MLOps hopes to build automation and improve the nature of ML production while likewise concentrating on business and regulatory necessities.
It is estimated that the fourth industrial revolution is largely driven by the AI/ML capabilities of organisations. According to experts, if you neglect creating data transformation and a model-driven organization, then you are destined to fail. The change in machine learning is bringing greater than that any past disruption has achieved, and there are three central mainstays of AI adoption: data, innovation, and organisational culture and processes.
For the ideal adoption of ML across millions of organisations, there requires a standardisation of the machine learning workflows so there is no obstruction to implementation. But, this is not the case currently, as the complex processes involved in ML models makes it very challenging to deploy them. Also, there are a plethora of tools and frameworks to make it more complex. Then, there are many challenges that companies can face when it comes to using ML in the enterprise space such as the ones related to diagnostics, governance, scalability, data compliance, etc.
DevOps vs MLOps: Transforming ML Pipelines With DevOps Practices
To overcome such challenges, experts say MLOps is on the fast rise to bring efficient collaboration and communication between data scientists and ops teams. MLOps hopes to build automation and improve the nature of ML production while likewise concentrating on business and regulatory necessities. Like the DevOps or DataOps approaches, MLOps also focuses on the entire lifecycle – from continuous integration/continuous delivery and orchestration to diagnostics and governance.
Many of the existing MLOps work on CI/CD pipeline utilizing a managed machine learning service and cloud-based development services. Unlike using DevOps for app development, MLOps is very different as it is extremely iterative and involves so many languages, libraries, toolkits, and environments for different types of ML models.
As part of MLOps, there could be multiple pipelines running in parallel with ML-specific interdependencies that require agile management to ensure a smooth integration. And, then there is specialized hardware involved too, utilizing powerful CPUs and GPUs using frameworks like TensorFlow, Caffe, Apache MXNet, etc.
The other thing that makes MLOps different from classic DevOps is the toolchain. MLOps would require not just using things open source repository, automation software, orchestration, and containerisation, but also things that cater to compliance, risk and business goals.
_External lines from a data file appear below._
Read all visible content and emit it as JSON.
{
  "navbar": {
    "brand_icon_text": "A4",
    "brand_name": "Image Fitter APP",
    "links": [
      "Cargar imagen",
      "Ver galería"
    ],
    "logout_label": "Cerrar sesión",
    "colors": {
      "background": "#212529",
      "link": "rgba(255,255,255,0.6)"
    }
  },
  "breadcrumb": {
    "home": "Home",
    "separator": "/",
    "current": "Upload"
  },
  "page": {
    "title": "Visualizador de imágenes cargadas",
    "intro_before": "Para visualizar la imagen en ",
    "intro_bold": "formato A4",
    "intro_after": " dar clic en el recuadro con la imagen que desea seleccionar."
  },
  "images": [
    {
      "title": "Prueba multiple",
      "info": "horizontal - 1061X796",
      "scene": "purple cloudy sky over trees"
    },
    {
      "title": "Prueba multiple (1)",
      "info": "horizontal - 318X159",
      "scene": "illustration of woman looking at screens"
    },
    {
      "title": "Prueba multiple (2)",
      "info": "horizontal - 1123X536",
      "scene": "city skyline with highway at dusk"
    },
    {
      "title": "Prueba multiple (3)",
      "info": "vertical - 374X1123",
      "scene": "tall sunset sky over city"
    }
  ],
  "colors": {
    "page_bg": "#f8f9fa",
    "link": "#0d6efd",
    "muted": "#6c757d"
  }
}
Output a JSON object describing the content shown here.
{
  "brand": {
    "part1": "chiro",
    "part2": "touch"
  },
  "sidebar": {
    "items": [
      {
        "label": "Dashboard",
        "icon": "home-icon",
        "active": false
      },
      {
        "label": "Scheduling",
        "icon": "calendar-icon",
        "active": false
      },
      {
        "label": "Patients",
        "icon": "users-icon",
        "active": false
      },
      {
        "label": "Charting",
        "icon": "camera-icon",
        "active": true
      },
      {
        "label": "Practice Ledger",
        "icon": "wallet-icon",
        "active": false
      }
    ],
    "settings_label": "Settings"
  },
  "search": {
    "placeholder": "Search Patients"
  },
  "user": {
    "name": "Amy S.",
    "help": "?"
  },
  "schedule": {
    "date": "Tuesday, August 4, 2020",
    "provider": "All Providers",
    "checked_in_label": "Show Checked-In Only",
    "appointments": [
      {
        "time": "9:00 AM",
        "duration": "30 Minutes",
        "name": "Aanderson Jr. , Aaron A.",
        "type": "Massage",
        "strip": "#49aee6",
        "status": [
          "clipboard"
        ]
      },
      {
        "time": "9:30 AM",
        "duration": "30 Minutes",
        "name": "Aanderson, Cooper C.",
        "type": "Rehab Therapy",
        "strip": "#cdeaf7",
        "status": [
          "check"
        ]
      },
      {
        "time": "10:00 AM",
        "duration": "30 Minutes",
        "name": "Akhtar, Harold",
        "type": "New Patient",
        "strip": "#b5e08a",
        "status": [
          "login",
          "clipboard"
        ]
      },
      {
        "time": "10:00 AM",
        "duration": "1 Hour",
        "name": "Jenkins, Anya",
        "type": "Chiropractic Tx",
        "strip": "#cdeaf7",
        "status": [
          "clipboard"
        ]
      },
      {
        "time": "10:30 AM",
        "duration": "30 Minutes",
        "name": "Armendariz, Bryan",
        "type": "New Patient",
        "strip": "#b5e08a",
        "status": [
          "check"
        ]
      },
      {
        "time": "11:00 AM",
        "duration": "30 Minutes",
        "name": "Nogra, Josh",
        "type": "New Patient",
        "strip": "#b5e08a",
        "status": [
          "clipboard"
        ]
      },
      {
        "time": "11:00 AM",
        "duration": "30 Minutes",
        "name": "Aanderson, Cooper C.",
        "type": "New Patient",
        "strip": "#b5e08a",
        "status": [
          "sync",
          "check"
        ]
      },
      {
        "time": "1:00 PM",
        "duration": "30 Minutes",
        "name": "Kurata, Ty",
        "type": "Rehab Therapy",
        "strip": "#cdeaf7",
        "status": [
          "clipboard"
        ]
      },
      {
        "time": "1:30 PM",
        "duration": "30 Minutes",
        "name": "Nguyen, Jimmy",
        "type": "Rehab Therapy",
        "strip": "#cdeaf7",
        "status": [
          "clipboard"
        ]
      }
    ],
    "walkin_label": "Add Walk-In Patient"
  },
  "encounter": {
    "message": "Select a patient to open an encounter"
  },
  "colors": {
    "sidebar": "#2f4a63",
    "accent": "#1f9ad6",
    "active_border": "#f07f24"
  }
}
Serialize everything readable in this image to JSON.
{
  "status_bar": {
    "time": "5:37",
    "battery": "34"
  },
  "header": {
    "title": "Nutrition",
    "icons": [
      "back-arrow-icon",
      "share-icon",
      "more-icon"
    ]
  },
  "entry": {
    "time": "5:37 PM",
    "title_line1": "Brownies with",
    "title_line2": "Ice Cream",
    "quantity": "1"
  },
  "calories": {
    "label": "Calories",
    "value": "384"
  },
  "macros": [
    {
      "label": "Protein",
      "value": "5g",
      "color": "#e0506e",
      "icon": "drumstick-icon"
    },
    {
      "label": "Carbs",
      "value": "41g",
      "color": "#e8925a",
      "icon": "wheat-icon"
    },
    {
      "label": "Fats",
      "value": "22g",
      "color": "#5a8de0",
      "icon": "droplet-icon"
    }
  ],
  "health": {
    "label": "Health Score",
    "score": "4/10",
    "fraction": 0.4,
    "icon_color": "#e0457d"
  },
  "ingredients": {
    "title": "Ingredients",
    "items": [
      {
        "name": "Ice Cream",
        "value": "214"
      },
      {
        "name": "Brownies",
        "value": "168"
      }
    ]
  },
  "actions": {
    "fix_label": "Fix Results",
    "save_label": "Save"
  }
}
MLOps Offerings In 2019 That Signal The Burgeoning Trend
As part of MLOps, the integration of ML code, datasets and models into operational procedures becomes incredibly important for organisations. Many vendors have been introducing solutions which cater to the specific integration and develop ML pipelines and workflows.
Let’s look at a few vendors and their announcements in 2019 which highlights the burgeoning MLOps market.
Cloudera has recently announced an initiative around the operations of the machine learning (ML) workflow. Here, the company is extending the Apache Atlas platform to accommodate the governance of machine learning assets with BlueData’s EPIC software platform.
In September 2019, HPE (Hewlett Packard Enterprise) has also announced its foray into the expanding MLOps market with an array of software and tools for managing models. Those tools combine container-based software for AI development and management acquired in a deal, last year for BlueData.The MLOps service is meant to extend the capabilities of which allows enterprises to create Hadoop and Spark clusters in virtual environments.
In June 2019, DataRobot acquired ParallelM after its $206 million mega funding and indicates the rising prominence of MLOps. ParallelM- MLOps tools can be used to scale deployment, management and governance of machine learning (ML) pipelines in production.
Experts also say there is a trend where we can see the rise of model-as-a-service on cloud marketplaces where companies will be offering multiple ML models based on license base subscription and are charged on the basis of consumption. This way companies won’t have to build ML models from absolute scratch.
Open source will also be playing an important role. We can see the increasing use of frameworks like MLflow for MLOps, which is an open-source project is being led by Databricks and built into the Databricks Unified Analytics Platform, which is available on Amazon Web Services and in the Azure Databricks service.
While MLOps also began as a set of best practices, it is slowly evolving into an independent approach to ML lifecycle management. Applying DevOps practices to machine learning workloads not only brings models to the market faster but also maintains the quality and integrity of those models. To overcome the prototype phase, smooth, automated and dependable operations have to exist. Thus, we may see much higher adoption in 2020 for MLOps — machine learning operations practices to standardize and make the lifecycle of machine learning in production more efficient.